As much as the year was full of never ending chaos, the boys learned a lot about themselves, the world and life. If 2020 taught them anything it was to remember to always be kind and never take things for granted. A big takeaway for Seavey was about slowing down and enjoying normalcy, while Marais said 2020 taught him to face his fears and anxieties, diving deeper into who he is as a person. On a larger scale, Besson said, “For me, and for all of us, for America especially, I think it’s taught everybody to be a little more aware and just a little kinder. Throughout all the negative that’s happened this year, I think there’s a silver lining in the fact that it’s exposed a lot of truths, and hopefully we can move forward and go only up from here.” 

Musically, and also just in general, the five of them have done a lot of growing up in the past four years, learning a lot from and about life and becoming better song writers. This year especially has brought about a lot of trouble and chaos, but the making of this album was a real silver lining for the band. “We dreamed about the time that we would actually be the creators of our own destiny and actually writing and producing everything. It’s like the beginning of a new era,” Marias said. With the successful release and all the support on the album, it’s like they had been holding a long breath and can breathe again now. Seavey explained, “[The album] is like our baby. It’s weird, it’s like you’re sending your child out to the world and hoping that the world likes him. We love this album so much, so it’s a bit scary to just put something that you care so much about out and have the rest of the world’s opinion.” Not only did they get the rest of the world’s opinion on the album, but the world seemed to love it.

 

On the Charts

“The Good Times and the Bad Ones” reached number two in the US on iTunes the day of its release and moved up to number one the next morning. Overall the album has been a complete success and the boys are so excited and grateful for the love it has been getting: songs from it have been put on Pandora, Spotify and Amazon Music playlists, they are on billboards in LA and Times Square, the album is number three on the Billboard 200. As if the album wasn’t getting enough love already, additionally, it was recently announced as the number one best selling album in the US pure sales this week. Selling albums and getting streams is always an accomplishment for musicians, but the real goal for the album is for it to be something that will help others and that they will be able to resonate with. Seavey said, “This music is about real stories that we’ve been dying to tell about our life; some real advice that we really wanted to give our fans. Hopefully, this is actually going to be helpful to the world.”

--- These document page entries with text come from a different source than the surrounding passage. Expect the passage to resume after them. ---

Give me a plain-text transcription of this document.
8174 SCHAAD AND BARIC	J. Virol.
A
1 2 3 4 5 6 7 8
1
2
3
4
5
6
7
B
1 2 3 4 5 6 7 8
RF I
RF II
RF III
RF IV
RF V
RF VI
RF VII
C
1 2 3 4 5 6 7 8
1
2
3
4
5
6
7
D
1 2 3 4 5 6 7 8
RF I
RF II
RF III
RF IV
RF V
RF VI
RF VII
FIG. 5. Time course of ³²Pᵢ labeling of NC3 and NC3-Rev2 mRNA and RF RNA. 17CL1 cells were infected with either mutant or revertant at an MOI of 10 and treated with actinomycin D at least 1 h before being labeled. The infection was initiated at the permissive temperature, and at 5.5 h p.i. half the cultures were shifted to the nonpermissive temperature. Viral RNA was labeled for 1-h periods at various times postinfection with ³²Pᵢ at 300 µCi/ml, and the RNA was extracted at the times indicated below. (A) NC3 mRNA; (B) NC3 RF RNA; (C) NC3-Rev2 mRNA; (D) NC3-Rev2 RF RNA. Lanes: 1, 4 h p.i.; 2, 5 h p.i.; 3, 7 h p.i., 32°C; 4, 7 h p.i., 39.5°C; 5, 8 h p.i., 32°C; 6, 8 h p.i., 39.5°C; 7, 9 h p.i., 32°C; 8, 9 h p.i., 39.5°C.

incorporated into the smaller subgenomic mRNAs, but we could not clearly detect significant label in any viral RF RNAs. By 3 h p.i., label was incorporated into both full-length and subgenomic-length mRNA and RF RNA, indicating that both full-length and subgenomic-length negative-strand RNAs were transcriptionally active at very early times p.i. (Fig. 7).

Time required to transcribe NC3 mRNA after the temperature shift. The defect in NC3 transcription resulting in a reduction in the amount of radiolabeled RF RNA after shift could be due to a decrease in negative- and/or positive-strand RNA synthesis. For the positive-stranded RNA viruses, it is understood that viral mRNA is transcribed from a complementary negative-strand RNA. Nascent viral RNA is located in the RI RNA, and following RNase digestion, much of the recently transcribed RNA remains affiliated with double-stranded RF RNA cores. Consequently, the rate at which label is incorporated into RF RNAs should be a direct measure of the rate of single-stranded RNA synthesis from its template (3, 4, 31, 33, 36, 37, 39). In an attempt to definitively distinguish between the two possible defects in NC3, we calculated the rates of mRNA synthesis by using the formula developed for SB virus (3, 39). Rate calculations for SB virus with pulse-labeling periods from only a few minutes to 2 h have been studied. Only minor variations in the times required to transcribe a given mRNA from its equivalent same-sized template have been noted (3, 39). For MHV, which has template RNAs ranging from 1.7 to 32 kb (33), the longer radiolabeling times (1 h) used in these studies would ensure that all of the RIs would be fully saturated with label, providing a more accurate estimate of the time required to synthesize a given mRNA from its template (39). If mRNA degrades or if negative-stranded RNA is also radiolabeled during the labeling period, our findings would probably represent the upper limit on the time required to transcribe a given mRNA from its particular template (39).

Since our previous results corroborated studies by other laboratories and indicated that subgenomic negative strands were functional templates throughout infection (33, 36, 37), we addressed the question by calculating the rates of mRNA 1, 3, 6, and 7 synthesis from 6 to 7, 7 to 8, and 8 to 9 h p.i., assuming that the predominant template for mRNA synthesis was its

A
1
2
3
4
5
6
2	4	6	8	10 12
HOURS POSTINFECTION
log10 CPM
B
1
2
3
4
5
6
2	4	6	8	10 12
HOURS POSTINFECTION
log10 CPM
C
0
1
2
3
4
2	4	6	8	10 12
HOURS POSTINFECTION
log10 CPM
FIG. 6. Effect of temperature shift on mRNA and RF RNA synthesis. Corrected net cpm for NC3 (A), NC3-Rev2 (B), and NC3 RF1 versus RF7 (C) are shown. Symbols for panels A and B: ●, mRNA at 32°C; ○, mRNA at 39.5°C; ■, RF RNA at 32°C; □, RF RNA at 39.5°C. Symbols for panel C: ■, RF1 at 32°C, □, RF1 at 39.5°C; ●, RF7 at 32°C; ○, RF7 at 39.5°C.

The Why Don’t We boys have come a long way since their formation in 2016. They have released 6 EPs, over 20 singles and two full albums. Never before has their music been so personal and vulnerable. Knowing that this album has come from their own experiences and journeys through life makes it that much more meaningful to the band and their fans. It might be early, but the boys seem well on their way to accomplishing all of their dreams, with much more to come.